If you're looking at hiring a website designer or SEO provider, beware! The stories we hear from fellow business owners on how they've been treated by these businesses defies description. You think you have heard bad stories about contractors being flaky or bad. Ha!
So what should you do before hiring someone to get your website up and running, and hiring someone to help you get found on the web?
Make sure you understand the basics first. We have an article on how websites work on our website here.
You want to approach this project just exactly like the media, Chamber of Commerce, Better Business Bureau and Angie's List tell your clients to approach a construction project.
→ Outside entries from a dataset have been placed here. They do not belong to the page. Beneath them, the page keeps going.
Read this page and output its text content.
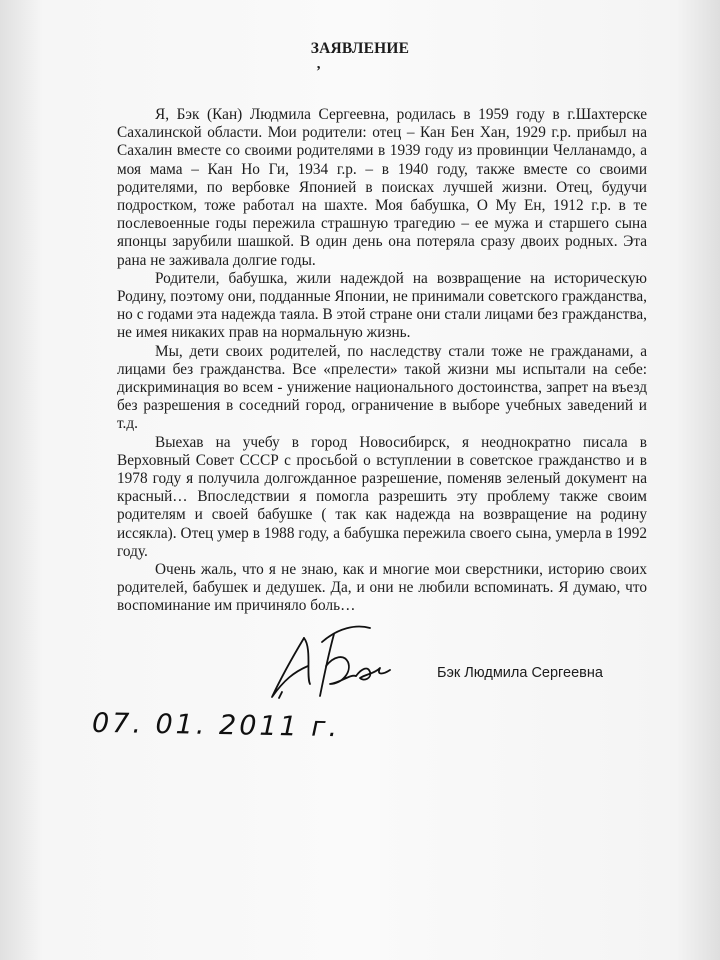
ЗАЯВЛЕНИЕ
ʼ

Я, Бэк (Кан) Людмила Сергеевна, родилась в 1959 году в г.Шахтерске Сахалинской области. Мои родители: отец – Кан Бен Хан, 1929 г.р. прибыл на Сахалин вместе со своими родителями в 1939 году из провинции Челланамдо, а моя мама – Кан Но Ги, 1934 г.р. – в 1940 году, также вместе со своими родителями, по вербовке Японией в поисках лучшей жизни. Отец, будучи подростком, тоже работал на шахте. Моя бабушка, О Му Ен, 1912 г.р. в те послевоенные годы пережила страшную трагедию – ее мужа и старшего сына японцы зарубили шашкой. В один день она потеряла сразу двоих родных. Эта рана не заживала долгие годы.

Родители, бабушка, жили надеждой на возвращение на историческую Родину, поэтому они, подданные Японии, не принимали советского гражданства, но с годами эта надежда таяла. В этой стране они стали лицами без гражданства, не имея никаких прав на нормальную жизнь.

Мы, дети своих родителей, по наследству стали тоже не гражданами, а лицами без гражданства. Все «прелести» такой жизни мы испытали на себе: дискриминация во всем - унижение национального достоинства, запрет на въезд без разрешения в соседний город, ограничение в выборе учебных заведений и т.д.

Выехав на учебу в город Новосибирск, я неоднократно писала в Верховный Совет СССР с просьбой о вступлении в советское гражданство и в 1978 году я получила долгожданное разрешение, поменяв зеленый документ на красный… Впоследствии я помогла разрешить эту проблему также своим родителям и своей бабушке ( так как надежда на возвращение на родину иссякла). Отец умер в 1988 году, а бабушка пережила своего сына, умерла в 1992 году.

Очень жаль, что я не знаю, как и многие мои сверстники, историю своих родителей, бабушек и дедушек. Да, и они не любили вспоминать. Я думаю, что воспоминание им причиняло боль…

Бэк Людмила Сергеевна
07. 01. 2011 г.
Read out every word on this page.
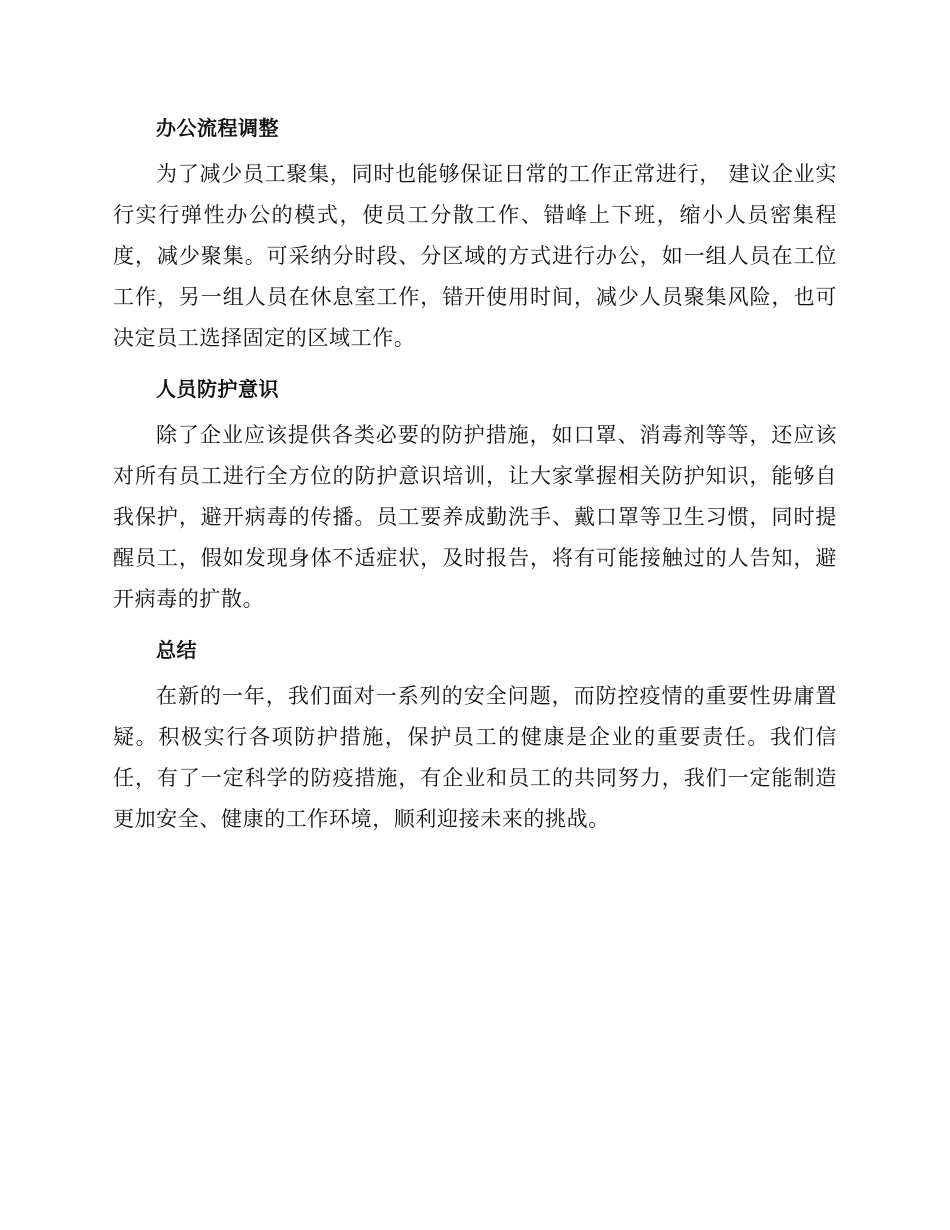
办公流程调整

为了减少员工聚集，同时也能够保证日常的工作正常进行， 建议企业实行实行弹性办公的模式，使员工分散工作、错峰上下班，缩小人员密集程度，减少聚集。可采纳分时段、分区域的方式进行办公，如一组人员在工位工作，另一组人员在休息室工作，错开使用时间，减少人员聚集风险，也可决定员工选择固定的区域工作。

人员防护意识

除了企业应该提供各类必要的防护措施，如口罩、消毒剂等等，还应该对所有员工进行全方位的防护意识培训，让大家掌握相关防护知识，能够自我保护，避开病毒的传播。员工要养成勤洗手、戴口罩等卫生习惯，同时提醒员工，假如发现身体不适症状，及时报告，将有可能接触过的人告知，避开病毒的扩散。

总结

在新的一年，我们面对一系列的安全问题，而防控疫情的重要性毋庸置疑。积极实行各项防护措施，保护员工的健康是企业的重要责任。我们信任，有了一定科学的防疫措施，有企业和员工的共同努力，我们一定能制造更加安全、健康的工作环境，顺利迎接未来的挑战。
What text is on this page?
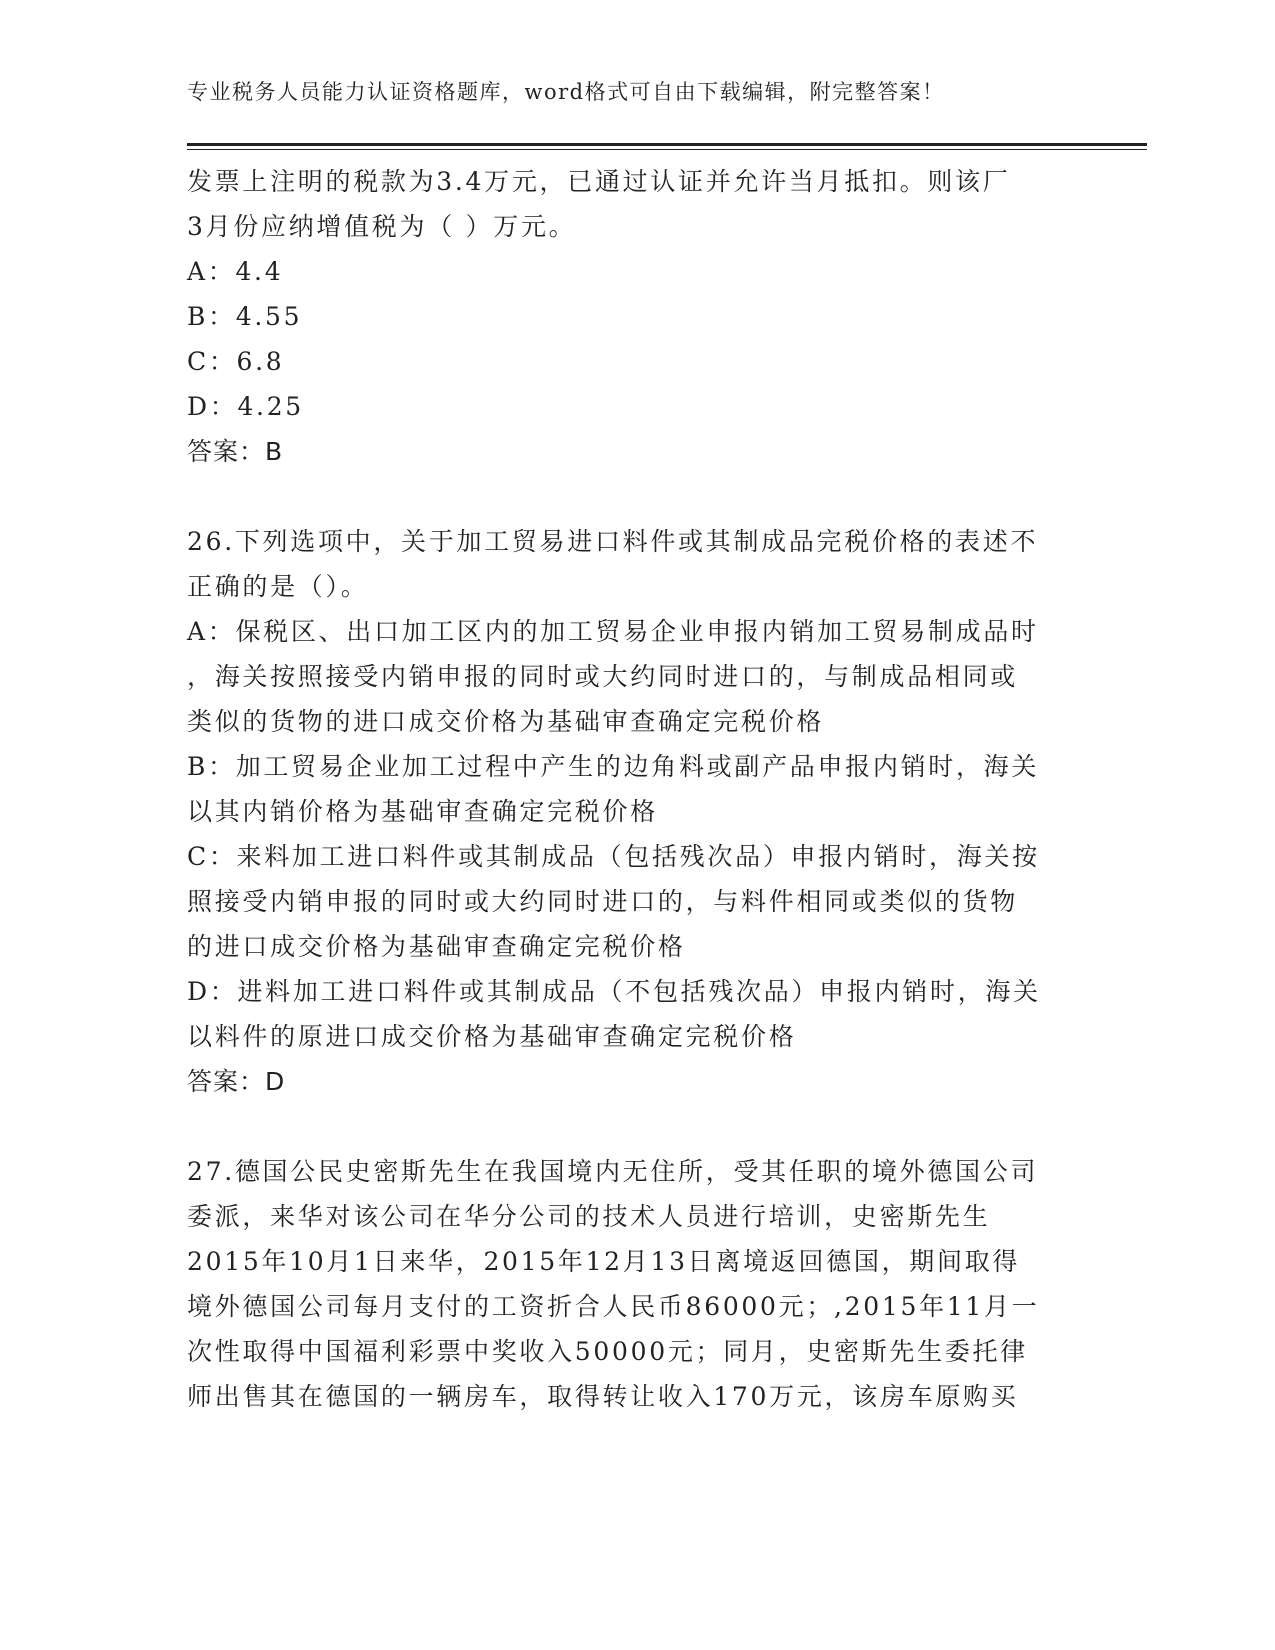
专业税务人员能力认证资格题库，word格式可自由下载编辑，附完整答案！
发票上注明的税款为3.4万元，已通过认证并允许当月抵扣。则该厂
3月份应纳增值税为（ ）万元。
A：4.4
B：4.55
C：6.8
D：4.25
答案：B
26.下列选项中，关于加工贸易进口料件或其制成品完税价格的表述不
正确的是（）。
A：保税区、出口加工区内的加工贸易企业申报内销加工贸易制成品时
，海关按照接受内销申报的同时或大约同时进口的，与制成品相同或
类似的货物的进口成交价格为基础审查确定完税价格
B：加工贸易企业加工过程中产生的边角料或副产品申报内销时，海关
以其内销价格为基础审查确定完税价格
C：来料加工进口料件或其制成品（包括残次品）申报内销时，海关按
照接受内销申报的同时或大约同时进口的，与料件相同或类似的货物
的进口成交价格为基础审查确定完税价格
D：进料加工进口料件或其制成品（不包括残次品）申报内销时，海关
以料件的原进口成交价格为基础审查确定完税价格
答案：D
27.德国公民史密斯先生在我国境内无住所，受其任职的境外德国公司
委派，来华对该公司在华分公司的技术人员进行培训，史密斯先生
2015年10月1日来华，2015年12月13日离境返回德国，期间取得
境外德国公司每月支付的工资折合人民币86000元；,2015年11月一
次性取得中国福利彩票中奖收入50000元；同月，史密斯先生委托律
师出售其在德国的一辆房车，取得转让收入170万元，该房车原购买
Look for a website designer just like you should look for a contractor.
A referral or recommendation from a friend is a great start. If you can't find a referral, ask a potential website designer for references. Don't be shy – call their references and get the straight scoop. Don't just ask if they delivered the website – ask the references if their website can be found on the web. Too many website designers are big on the "make it pretty" process, but don't bother with the details that help a website get found. Test those references by trying to find their website yourself – if the reference is a store in a given town, search for a product in that town and see if the website appears in Google.
When you've selected the company you want to work with, make sure they provide a well-written contract that specifies a start and completion date and benchmarks so that you know things are getting done. You need a payment schedule tied to the benchmarks, and make sure the payment schedule is not front end heavy. If the company has problems with that, walk away. We hear all kinds of stories about these flakes taking money and then disappearing or, just as bad, going out of business.
What happens if and when a provider has taken your deposit or maybe a progress payment or two then goes out of business? I personally think that you should file a claim in small claims court against the owner (and make sure all their personal information is part of the contract). If the amount is larger than allowed in your local small claims court, have your attorney sue the owner. These clowns get away with this because no one calls them on it. They take the money, shut the business down and then start another business with a new name. Hmmmmm, doesn't that sound like some of the construction company owners we've heard about over the years?
Get a solid contract, check references, set deadlines and walk carefully. You don't want to be the next contractor I hear from who's been taken by a shady website designer.